India’s factory output growth dropped to a 20-month low in February in a worrying sign for the country’s growth prospects, while retail inflation accelerated in March but remained within the central bank’s comfort zone, creating room for more interest rate cuts.

Data released showed factory output at 0.1% in February, against 1.4% in the previous month and retail inflation accelerating 2.86% in March from 2.57% a month ago.

The Reserve Bank of India cut the policy rate by 25 basis points for the second consecutive time earlier this month as concerns over growth loomed larger than those surrounding inflation.

Retail inflation picked up in March as food inflation turned positive at 0.3% after five consecutive months of contraction. However, services inflation, which includes items such as health, education, and recreation, remained elevated at 5.68% during the month.

The Index of Industrial Production remained flat in February on the back of a contraction in manufacturing output, while growth in mining and electricity output remained in low single digits. Capital goods contracted (-0.3%) for the third time in the last four months, signalling an uncertain future for investment revival.

The IIP data shows that the growth slump is persisting with manufacturing being the worst hit segment.

The Indian economy grew 6.6% in the December quarter, the slowest in five quarters, prompting the Central Statistics Office to trim its 2018-19 forecast to 7% in February from the 7.2% estimated in the previous month.

Of the other high-frequency indicators, data released by the Society of Indian Automobile Manufacturers on Monday signalled a slowdown in urban demand as car sales grew 2.7% in 2018-19, the worst performance in five financial years.

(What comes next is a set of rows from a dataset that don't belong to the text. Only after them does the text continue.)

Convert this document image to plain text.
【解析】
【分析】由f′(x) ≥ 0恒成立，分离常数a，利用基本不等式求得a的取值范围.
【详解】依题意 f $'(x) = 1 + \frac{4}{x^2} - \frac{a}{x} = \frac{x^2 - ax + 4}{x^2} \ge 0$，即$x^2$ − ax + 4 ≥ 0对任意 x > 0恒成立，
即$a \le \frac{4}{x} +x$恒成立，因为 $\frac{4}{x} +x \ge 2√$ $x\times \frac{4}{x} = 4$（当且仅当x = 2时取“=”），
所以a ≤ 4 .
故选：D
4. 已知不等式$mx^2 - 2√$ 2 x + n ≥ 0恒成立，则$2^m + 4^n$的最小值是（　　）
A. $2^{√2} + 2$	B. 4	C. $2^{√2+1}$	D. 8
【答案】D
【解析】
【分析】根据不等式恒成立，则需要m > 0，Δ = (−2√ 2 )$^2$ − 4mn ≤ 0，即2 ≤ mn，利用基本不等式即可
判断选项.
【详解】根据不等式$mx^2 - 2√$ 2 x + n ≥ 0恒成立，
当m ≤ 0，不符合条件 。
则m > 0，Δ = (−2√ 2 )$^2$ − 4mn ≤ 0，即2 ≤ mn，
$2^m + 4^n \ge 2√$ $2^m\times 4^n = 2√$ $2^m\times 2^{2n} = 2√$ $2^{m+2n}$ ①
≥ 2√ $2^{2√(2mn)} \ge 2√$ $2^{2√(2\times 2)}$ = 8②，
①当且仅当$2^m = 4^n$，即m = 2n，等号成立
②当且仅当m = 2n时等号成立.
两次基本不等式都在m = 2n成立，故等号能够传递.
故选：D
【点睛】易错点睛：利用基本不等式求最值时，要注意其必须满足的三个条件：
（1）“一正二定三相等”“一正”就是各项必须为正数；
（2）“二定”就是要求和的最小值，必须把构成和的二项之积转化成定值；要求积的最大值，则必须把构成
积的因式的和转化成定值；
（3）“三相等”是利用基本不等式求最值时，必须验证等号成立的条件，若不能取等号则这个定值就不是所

The International Monetary Fund on Tuesday cut India’s gross domestic product growth forecast for 2019-20 by 20 bps to 7.3%, following similar action by the Asian Development Bank and the RBI.

With the economy projected to slow down in the fourth quarter, RBI’s focus has shifted from inflationary concerns to sustaining the growth momentum since its February policy review, when it began cutting the repo rate and changed its stance to neutral from calibrated tightening.